Je me suis demandé si l’attachement homme-femme, de ce fait, n’était pas programmé pour s’interrompre avec le départ des enfants, d’où « démon de midi ». D’un autre côté, le fait que la femme soit de plus en plus autonome, et que la société protège les enfants semble justifier que le père soit de plus en plus volage. Mais il y a aussi l’influence de la société, qui encourage la fidélité.

jeudi 10 septembre 2009

Mon éditeur m’oublie

Chaque année, mon éditeur oublie de m’envoyer ce qu’il me doit. Pourquoi n’arrive-t-il pas à se souvenir que j’existe ?

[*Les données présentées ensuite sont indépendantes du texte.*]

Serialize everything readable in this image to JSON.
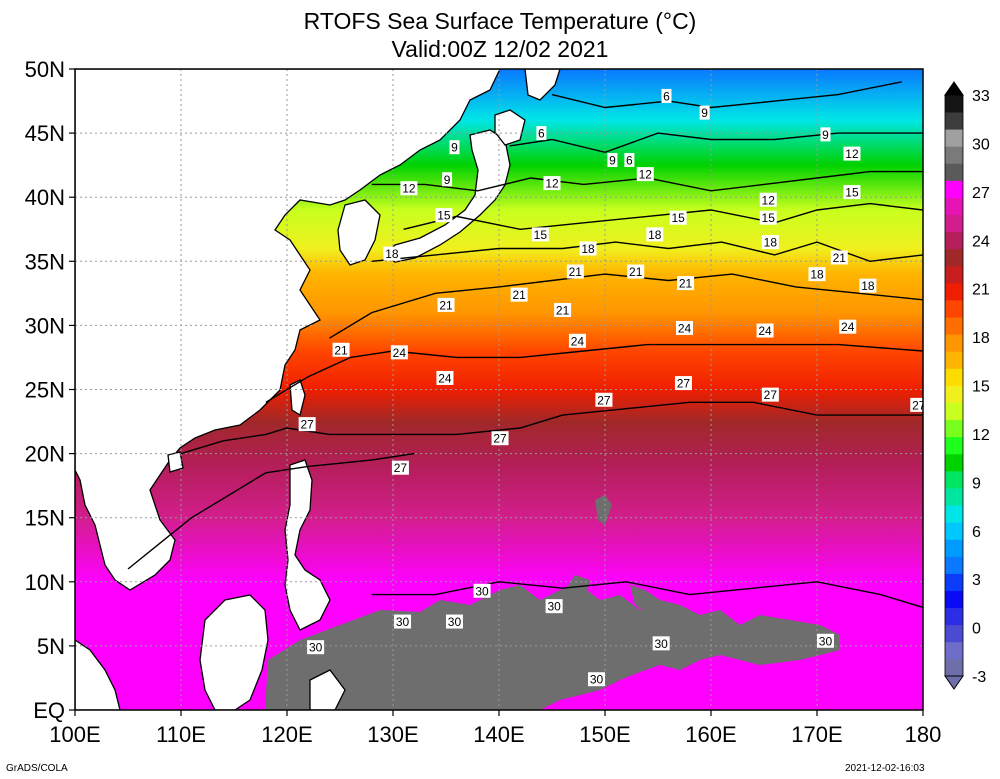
{
  "title": "RTOFS Sea Surface Temperature (°C)",
  "subtitle": "Valid:00Z 12/02 2021",
  "credit": "GrADS/COLA",
  "timestamp": "2021-12-02-16:03",
  "chart_data": {
    "type": "heatmap",
    "title": "RTOFS Sea Surface Temperature (°C)",
    "subtitle": "Valid:00Z 12/02 2021",
    "x_ticks": [
      "100E",
      "110E",
      "120E",
      "130E",
      "140E",
      "150E",
      "160E",
      "170E",
      "180"
    ],
    "y_ticks": [
      "EQ",
      "5N",
      "10N",
      "15N",
      "20N",
      "25N",
      "30N",
      "35N",
      "40N",
      "45N",
      "50N"
    ],
    "xlim": [
      100,
      180
    ],
    "ylim": [
      0,
      50
    ],
    "grid": true,
    "colorbar": {
      "labels": [
        "-3",
        "0",
        "3",
        "6",
        "9",
        "12",
        "15",
        "18",
        "21",
        "24",
        "27",
        "30",
        "33"
      ],
      "min": -3,
      "max": 33,
      "step": 1.5,
      "colors": [
        "#6e6eab",
        "#6e6ec8",
        "#4b4bd2",
        "#2d2de6",
        "#0a0af5",
        "#0a3cfa",
        "#0a78ff",
        "#009bff",
        "#00c8ff",
        "#00e6e6",
        "#00e6a0",
        "#00e664",
        "#00d200",
        "#1eff1e",
        "#78ff1e",
        "#c8ff1e",
        "#f0f01e",
        "#ffdc00",
        "#ffb400",
        "#ff9600",
        "#ff6e00",
        "#ff4600",
        "#f01e00",
        "#c81e1e",
        "#a02828",
        "#b41e5a",
        "#d21e8c",
        "#e614b4",
        "#ff00ff",
        "#5a5a5a",
        "#7a7a7a",
        "#a0a0a0",
        "#3c3c3c",
        "#141414"
      ]
    },
    "contour_labels": [
      {
        "lon": 155.8,
        "lat": 47.9,
        "value": "6"
      },
      {
        "lon": 159.4,
        "lat": 46.6,
        "value": "9"
      },
      {
        "lon": 144.0,
        "lat": 45.0,
        "value": "6"
      },
      {
        "lon": 135.8,
        "lat": 43.9,
        "value": "9"
      },
      {
        "lon": 170.8,
        "lat": 44.9,
        "value": "9"
      },
      {
        "lon": 173.3,
        "lat": 43.4,
        "value": "12"
      },
      {
        "lon": 150.7,
        "lat": 42.9,
        "value": "9"
      },
      {
        "lon": 152.3,
        "lat": 42.9,
        "value": "6"
      },
      {
        "lon": 153.8,
        "lat": 41.8,
        "value": "12"
      },
      {
        "lon": 135.1,
        "lat": 41.4,
        "value": "9"
      },
      {
        "lon": 131.5,
        "lat": 40.7,
        "value": "12"
      },
      {
        "lon": 145.0,
        "lat": 41.1,
        "value": "12"
      },
      {
        "lon": 173.3,
        "lat": 40.4,
        "value": "15"
      },
      {
        "lon": 165.4,
        "lat": 39.8,
        "value": "12"
      },
      {
        "lon": 134.8,
        "lat": 38.6,
        "value": "15"
      },
      {
        "lon": 156.9,
        "lat": 38.4,
        "value": "15"
      },
      {
        "lon": 165.4,
        "lat": 38.4,
        "value": "15"
      },
      {
        "lon": 143.9,
        "lat": 37.1,
        "value": "15"
      },
      {
        "lon": 154.7,
        "lat": 37.1,
        "value": "18"
      },
      {
        "lon": 165.6,
        "lat": 36.5,
        "value": "18"
      },
      {
        "lon": 129.9,
        "lat": 35.6,
        "value": "18"
      },
      {
        "lon": 148.4,
        "lat": 36.0,
        "value": "18"
      },
      {
        "lon": 172.1,
        "lat": 35.3,
        "value": "21"
      },
      {
        "lon": 147.2,
        "lat": 34.2,
        "value": "21"
      },
      {
        "lon": 152.9,
        "lat": 34.2,
        "value": "21"
      },
      {
        "lon": 170.0,
        "lat": 34.0,
        "value": "18"
      },
      {
        "lon": 157.6,
        "lat": 33.3,
        "value": "21"
      },
      {
        "lon": 174.8,
        "lat": 33.1,
        "value": "18"
      },
      {
        "lon": 141.9,
        "lat": 32.4,
        "value": "21"
      },
      {
        "lon": 135.0,
        "lat": 31.6,
        "value": "21"
      },
      {
        "lon": 146.0,
        "lat": 31.2,
        "value": "21"
      },
      {
        "lon": 157.5,
        "lat": 29.8,
        "value": "24"
      },
      {
        "lon": 165.1,
        "lat": 29.6,
        "value": "24"
      },
      {
        "lon": 172.9,
        "lat": 29.9,
        "value": "24"
      },
      {
        "lon": 147.4,
        "lat": 28.8,
        "value": "24"
      },
      {
        "lon": 125.1,
        "lat": 28.1,
        "value": "21"
      },
      {
        "lon": 130.6,
        "lat": 27.9,
        "value": "24"
      },
      {
        "lon": 134.9,
        "lat": 25.9,
        "value": "24"
      },
      {
        "lon": 157.4,
        "lat": 25.5,
        "value": "27"
      },
      {
        "lon": 165.6,
        "lat": 24.6,
        "value": "27"
      },
      {
        "lon": 149.9,
        "lat": 24.2,
        "value": "27"
      },
      {
        "lon": 179.6,
        "lat": 23.8,
        "value": "27"
      },
      {
        "lon": 121.9,
        "lat": 22.3,
        "value": "27"
      },
      {
        "lon": 140.1,
        "lat": 21.2,
        "value": "27"
      },
      {
        "lon": 130.7,
        "lat": 18.9,
        "value": "27"
      },
      {
        "lon": 138.4,
        "lat": 9.3,
        "value": "30"
      },
      {
        "lon": 145.2,
        "lat": 8.1,
        "value": "30"
      },
      {
        "lon": 130.9,
        "lat": 6.9,
        "value": "30"
      },
      {
        "lon": 135.8,
        "lat": 6.9,
        "value": "30"
      },
      {
        "lon": 170.8,
        "lat": 5.4,
        "value": "30"
      },
      {
        "lon": 155.3,
        "lat": 5.2,
        "value": "30"
      },
      {
        "lon": 122.7,
        "lat": 4.9,
        "value": "30"
      },
      {
        "lon": 149.2,
        "lat": 2.4,
        "value": "30"
      }
    ],
    "contour_lines": [
      {
        "value": 6,
        "points": [
          [
            145,
            48
          ],
          [
            150,
            47
          ],
          [
            156,
            47.5
          ],
          [
            160,
            47
          ],
          [
            166,
            47.5
          ],
          [
            172,
            48
          ],
          [
            178,
            49
          ]
        ]
      },
      {
        "value": 9,
        "points": [
          [
            141,
            44
          ],
          [
            145,
            44.5
          ],
          [
            150,
            43.5
          ],
          [
            155,
            45
          ],
          [
            160,
            44.5
          ],
          [
            166,
            44.5
          ],
          [
            172,
            45
          ],
          [
            180,
            45
          ]
        ]
      },
      {
        "value": 12,
        "points": [
          [
            128,
            41
          ],
          [
            133,
            41
          ],
          [
            138,
            40.5
          ],
          [
            143,
            41.5
          ],
          [
            148,
            41
          ],
          [
            154,
            41.5
          ],
          [
            160,
            40.5
          ],
          [
            165,
            41
          ],
          [
            170,
            41.5
          ],
          [
            175,
            42
          ],
          [
            180,
            42
          ]
        ]
      },
      {
        "value": 15,
        "points": [
          [
            131,
            37.5
          ],
          [
            136,
            38.5
          ],
          [
            142,
            37.5
          ],
          [
            148,
            38
          ],
          [
            154,
            38.5
          ],
          [
            160,
            39
          ],
          [
            166,
            38
          ],
          [
            170,
            39
          ],
          [
            175,
            39.5
          ],
          [
            180,
            39
          ]
        ]
      },
      {
        "value": 18,
        "points": [
          [
            128,
            35
          ],
          [
            134,
            35.5
          ],
          [
            140,
            36
          ],
          [
            146,
            36
          ],
          [
            151,
            36.5
          ],
          [
            156,
            36
          ],
          [
            161,
            36.5
          ],
          [
            166,
            35.5
          ],
          [
            170,
            36.5
          ],
          [
            175,
            35
          ],
          [
            180,
            35.5
          ]
        ]
      },
      {
        "value": 21,
        "points": [
          [
            124,
            29
          ],
          [
            128,
            31
          ],
          [
            134,
            32.5
          ],
          [
            140,
            33
          ],
          [
            145,
            33.5
          ],
          [
            150,
            34
          ],
          [
            156,
            33.5
          ],
          [
            162,
            34
          ],
          [
            168,
            33
          ],
          [
            174,
            32.5
          ],
          [
            180,
            32
          ]
        ]
      },
      {
        "value": 24,
        "points": [
          [
            118,
            24
          ],
          [
            122,
            26
          ],
          [
            126,
            27.5
          ],
          [
            130,
            28
          ],
          [
            136,
            27.5
          ],
          [
            142,
            27.5
          ],
          [
            148,
            28
          ],
          [
            154,
            28.5
          ],
          [
            160,
            28.5
          ],
          [
            166,
            28.5
          ],
          [
            172,
            28.5
          ],
          [
            180,
            28
          ]
        ]
      },
      {
        "value": 27,
        "points": [
          [
            110,
            20
          ],
          [
            114,
            21
          ],
          [
            118,
            21.5
          ],
          [
            120,
            22
          ],
          [
            124,
            21.5
          ],
          [
            130,
            21.5
          ],
          [
            136,
            21.5
          ],
          [
            142,
            22
          ],
          [
            146,
            23
          ],
          [
            152,
            23.5
          ],
          [
            158,
            24
          ],
          [
            164,
            24
          ],
          [
            170,
            23
          ],
          [
            176,
            23
          ],
          [
            180,
            23
          ]
        ]
      },
      {
        "value": 27,
        "points": [
          [
            105,
            11
          ],
          [
            108,
            13
          ],
          [
            111,
            15
          ],
          [
            114,
            16.5
          ],
          [
            118,
            18.5
          ],
          [
            122,
            19
          ],
          [
            128,
            19.5
          ],
          [
            132,
            20
          ]
        ]
      },
      {
        "value": 30,
        "points": [
          [
            128,
            9
          ],
          [
            134,
            9
          ],
          [
            140,
            10
          ],
          [
            146,
            9.5
          ],
          [
            152,
            10
          ],
          [
            158,
            9
          ],
          [
            164,
            9.5
          ],
          [
            170,
            10
          ],
          [
            176,
            9
          ],
          [
            180,
            8
          ]
        ]
      }
    ],
    "land_labels": []
  }
}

  • Pourquoi mon éditeur m’oublie-t-il alors que nous n’oublions que rarement nos enfants à une station service, ou ailleurs ? Parce que nous aimons nos enfants. De même le commerçant qui réussit est celui qui aime ses clients : il a compris que sans eux il n’était rien. Le drame de mon éditeur est que ses auteurs, et moi en particulier, ne comptons pas pour lui. Imaginez que pour que je reçoive mon chèque je doive lui apprendre à m'apprécier. Mais cela me demanderait un travail de titan ! C'est ce que dit mon dernier livre : l’individu a un mal fou à changer ses habitudes ou à corriger ses défauts. En conséquence, si vous pensez comme beaucoup que faire changer une organisation, c’est faire changer ses hommes, si vous pensez que c’est eux qui font échouer vos plans, vous êtes mal parti.
  • Heureusement, l’homme a construit la société pour qu’elle change à sa place. La conduite du changement c’est donc jouer sur les règles qui gouvernent la société (et que nous suivons tous mécaniquement), pour la faire bouger. Exemple. Il y a quelques décennies les entreprises ont découvert que leurs procédures tayloriennes et leurs processus qualité avaient oublié l’existence du client. Alors, elles ont construit des procédures pour la leur rappeler : ce qui a fait la fortune des éditeurs de logiciels de relation client.
Compléments :

  • GALE, Bradley T., Managing Customer Value, Free Press, 1994.

Obama et l’Europe

Chronique de France culture qui semble dire que les relations Obama / Europe sont fraiches. Il aurait beaucoup plus d’intérêt pour les « puissances de demain » que sont l’Inde et la Chine.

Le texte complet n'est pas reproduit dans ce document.